Evidence for new Higgs-related particle fades away

Previous data hinted that the Higgs boson might decay into something new to physics

ATLAS detector at Large Hadron Collider

DASHED HOPES  The ATLAS detector, seen here during construction of the Large Hadron Collider in 2007, weighs about as much as the metallic structure of the Eiffel Tower. A close look at data from the LHC finds no evidence that the Higgs boson decays into a new, unknown particle.

ATLAS Experiment © 2014 CERN

A fresh analysis of data from the particle collider that delivered the Higgs boson has dashed physicists’ sliver of hope that another new particle had emerged from the subatomic shrapnel.

“We’ve learned that there’s no obvious Godzilla particle hiding with the Higgs,” says Tim Tait, a theoretical physicist at the University of California, Irvine. “Now we’re going to have to look for more subtle signs of new particles.” Discovering particles beyond the Higgs could help physicists understand mysterious components of the universe such as dark matter, which holds galaxies together yet does not absorb, reflect or emit light.

In July 2012, physicists at the Large Hadron Collider, or LHC, near Geneva announced the discovery of the long-sought Higgs boson (SN: 7/28/12, p. 5). The Higgs had been the last particle yet to be detected among those predicted by the leading particle physics theory, known as the standard model.

CMS and ATLAS, the two gigantic LHC detectors that uncovered the Higgs in the debris created by two colliding proton beams, didn’t observe the particle directly. Instead, they homed in on the signature shrapnel produced when a Higgs decays, after it flashes into existence for less than a billionth of a trillionth of a second. Higgs bosons can decay in multiple ways, and in one scenario, a Higgs quickly transforms into one of two particles, a top quark or a W boson, either of which would in turn immediately break up into two long-lived, detectable photons.

Those photons created lots of excitement following the 2012 announcement. Among the multiple Higgs decay products that helped prove the particle’s existence, photons were the only ones that appeared more often than the standard model predicted. Data from both CMS and ATLAS revealed this intriguing photon excess, which suggested that a Higgs boson could decay into a third particle, one unknown to physics, that would then break up into more photons.

“We were all a little hopeful,” says Pierre Savard, a University of Toronto particle physicist who co-leads the ATLAS experiment’s Higgs physics group. At least 100 researchers offered up ideas for hypothetical particles that could produce the CMS and ATLAS photon results, Tait estimates.

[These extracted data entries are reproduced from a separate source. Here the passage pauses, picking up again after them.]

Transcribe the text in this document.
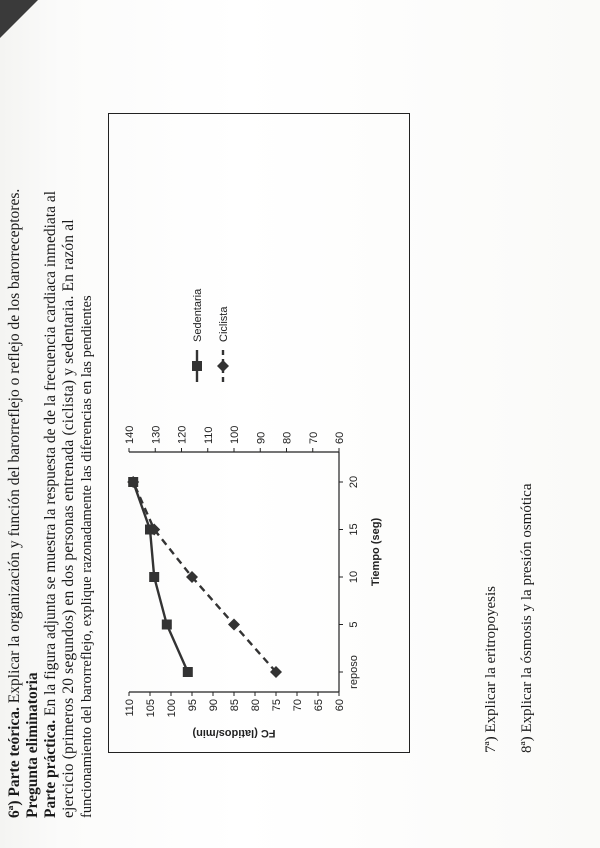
6ª) Parte teórica. Explicar la organización y función del barorreflejo o reflejo de los barorreceptores.
Pregunta eliminatoria Parte práctica. En la figura adjunta se muestra la respuesta de de la frecuencia cardiaca inmediata al ejercicio (primeros 20 segundos) en dos personas entrenada (ciclista) y sedentaria. En razón al funcionamiento del barorreflejo, explique razonadamente las diferencias en las pendientes	60
65
70
75
80
85
90
95
100
105
110
60
70
80
90
100
110
120
130
140
reposo
5
10
15
20
Tiempo (seg)
FC (latidos/min)
Sedentaria Ciclista
7ª) Explicar la eritropoyesis 8ª) Explicar la ósmosis y la presión osmótica
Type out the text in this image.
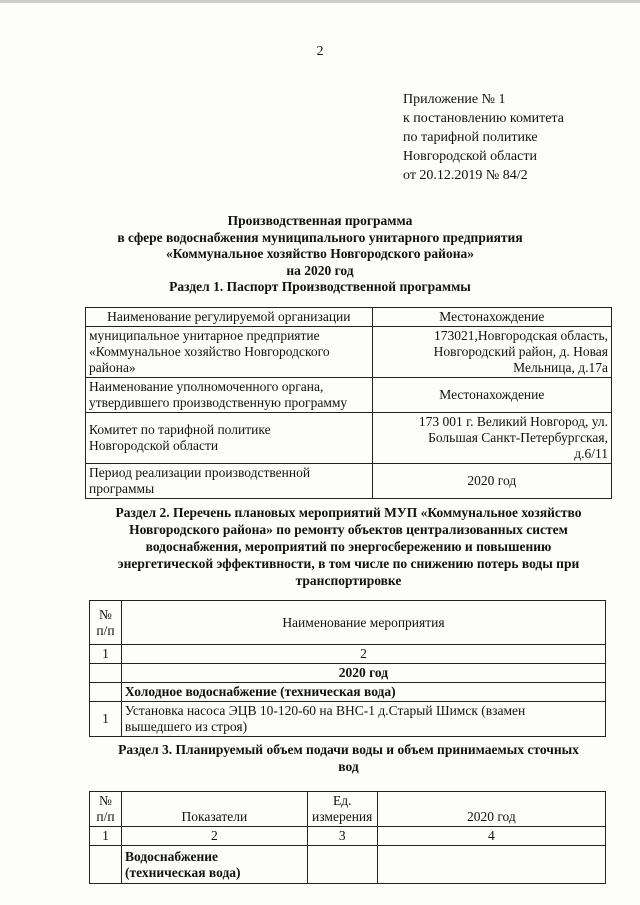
2
Приложение № 1
к постановлению комитета
по тарифной политике
Новгородской области
от 20.12.2019 № 84/2
Производственная программа
в сфере водоснабжения муниципального унитарного предприятия
«Коммунальное хозяйство Новгородского района»
на 2020 год
Раздел 1. Паспорт Производственной программы
Наименование регулируемой организации	Местонахождение

муниципальное унитарное предприятие
«Коммунальное хозяйство Новгородского
района»	173021,Новгородская область,
Новгородский район, д. Новая
Мельница, д.17а

Наименование уполномоченного органа,
утвердившего производственную программу	Местонахождение

Комитет по тарифной политике
Новгородской области	173 001 г. Великий Новгород, ул.
Большая Санкт-Петербургская,
д.6/11

Период реализации производственной
программы	2020 год
Раздел 2. Перечень плановых мероприятий МУП «Коммунальное хозяйство
Новгородского района» по ремонту объектов централизованных систем
водоснабжения, мероприятий по энергосбережению и повышению
энергетической эффективности, в том числе по снижению потерь воды при
транспортировке
№
п/п	Наименование мероприятия
1	2
	2020 год
	Холодное водоснабжение (техническая вода)
1	Установка насоса ЭЦВ 10-120-60 на ВНС-1 д.Старый Шимск (взамен
вышедшего из строя)
Раздел 3. Планируемый объем подачи воды и объем принимаемых сточных
вод
№
п/п	Показатели	Ед.
измерения	2020 год
1	2	3	4

	Водоснабжение
(техническая вода)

But as the LHC continued churning, the photon data started to look less unusual. Last year, CMS updated its data and found that the photon excess disappeared. Physicists still had ATLAS as a beacon of hope for a new particle — until now. In a study posted August 29 at arXiv.org, physicists working on ATLAS report that the excess photon signal has disappeared in their data, too. “We have no strong hints of new physics,” Savard says.

While Tait admits it would have been exciting if the photon excess had held up, he stresses that there is plenty of opportunity for discovery in the near future. Many theories positing new particles and forces predict only subtle deviations from the standard model in LHC data — effects that are too small to be weeded out until even more data are in hand.

And much more data are on the way. The LHC was shut down in February 2013 for upgrades, but it will resume particle smashing in spring 2015 (SN Online: 6/23/14). The improved collider will slam protons together at higher energies, perhaps revealing heavier particles inaccessible to the first-generation LHC. Plus, collisions will occur more frequently, providing more data to help physicists separate signal from noise. “To find new particles, we want to give it everything we’ve got,” Tait says.